Basically the title, I came across this statement reading some notes on dimension of fibers of flat maps. (I don't know if Noetherian actually matters for this question)
I think that for maps of irreducible schemes, sending generic point to generic point is the same as $f: X \to Y$ being dominant $\leftrightarrow$ the associated ring map (reducing to the case where everything is affine) is injective, so why should the finitely generated $A$-alg $B$, $f^{\sharp}: A \to B$ flat, imply $f$ is injective?

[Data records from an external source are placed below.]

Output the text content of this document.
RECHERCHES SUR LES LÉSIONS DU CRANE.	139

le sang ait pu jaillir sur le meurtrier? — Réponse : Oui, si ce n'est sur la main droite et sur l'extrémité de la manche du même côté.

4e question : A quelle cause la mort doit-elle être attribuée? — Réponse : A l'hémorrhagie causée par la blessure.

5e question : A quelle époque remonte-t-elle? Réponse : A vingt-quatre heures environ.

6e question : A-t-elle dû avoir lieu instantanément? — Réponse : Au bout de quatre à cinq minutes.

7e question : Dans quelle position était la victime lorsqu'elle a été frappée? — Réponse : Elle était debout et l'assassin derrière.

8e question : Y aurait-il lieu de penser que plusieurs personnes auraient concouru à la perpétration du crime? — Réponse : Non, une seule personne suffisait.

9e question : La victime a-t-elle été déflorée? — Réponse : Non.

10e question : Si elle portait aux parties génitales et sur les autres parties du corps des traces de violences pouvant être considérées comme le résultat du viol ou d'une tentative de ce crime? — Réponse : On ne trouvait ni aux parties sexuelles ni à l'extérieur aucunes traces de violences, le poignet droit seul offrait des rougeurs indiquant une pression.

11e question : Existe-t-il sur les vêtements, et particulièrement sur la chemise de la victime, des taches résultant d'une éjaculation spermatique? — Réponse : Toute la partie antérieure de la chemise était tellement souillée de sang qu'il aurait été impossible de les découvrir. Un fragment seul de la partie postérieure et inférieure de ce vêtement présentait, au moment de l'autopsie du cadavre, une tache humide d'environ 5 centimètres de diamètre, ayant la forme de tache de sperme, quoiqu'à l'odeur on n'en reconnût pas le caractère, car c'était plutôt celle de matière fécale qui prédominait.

Any flat morphism $f:X\to Y$ with $X$ and $Y$ irreducible sends the generic point of $X$ to the generic point of $Y$. This is a consequence of the fact that generalizations lift along flat morphisms (of arbitrary schemes), which is itself a global version of the fact that a flat ring map $A\to B$ satisfies going down.
Here are the relevant Stacks Project references:
https://stacks.math.columbia.edu/tag/03HV (generalizations lift along flat morphisms)
https://stacks.math.columbia.edu/tag/00HS (flat ring maps satisfy going down)
https://stacks.math.columbia.edu/tag/00HW ($A\to B$ satisfies going down if and only if generalizations lift along $\mathrm{Spec}(B)\to\mathrm{Spec}(A)$)
https://stacks.math.columbia.edu/tag/0063 (definition of generalizations lifting along a map)
https://stacks.math.columbia.edu/tag/0061 (definition of generalizations in a topological space)
Now assume $X$ and $Y$ are irreducible with generic points $\eta_X$ and $\eta_Y$, respectively, and let $f:X\to Y$ be flat. Consider the generalization $\eta_Y\rightsquigarrow f(\eta_X)$ (the generic point of an irreducible scheme generalizes every point in the scheme). Since generalizations lift along $f$ (due to $f$ being flat), there is a point $x\in X$ with $f(x)=\eta_Y$ and $x\rightsquigarrow \eta_X$, i.e., $x$ is a generalization of $\eta_X$. Because $\eta_X$ is the generic point of $X$ and the underlying topological space of a scheme is sober (I guess just Kolmogorov is adequate–all that we need is that distinct points have distinct closures), we must have $x=\eta_X$. Thus $f(\eta_X)=f(x)=\eta_Y$.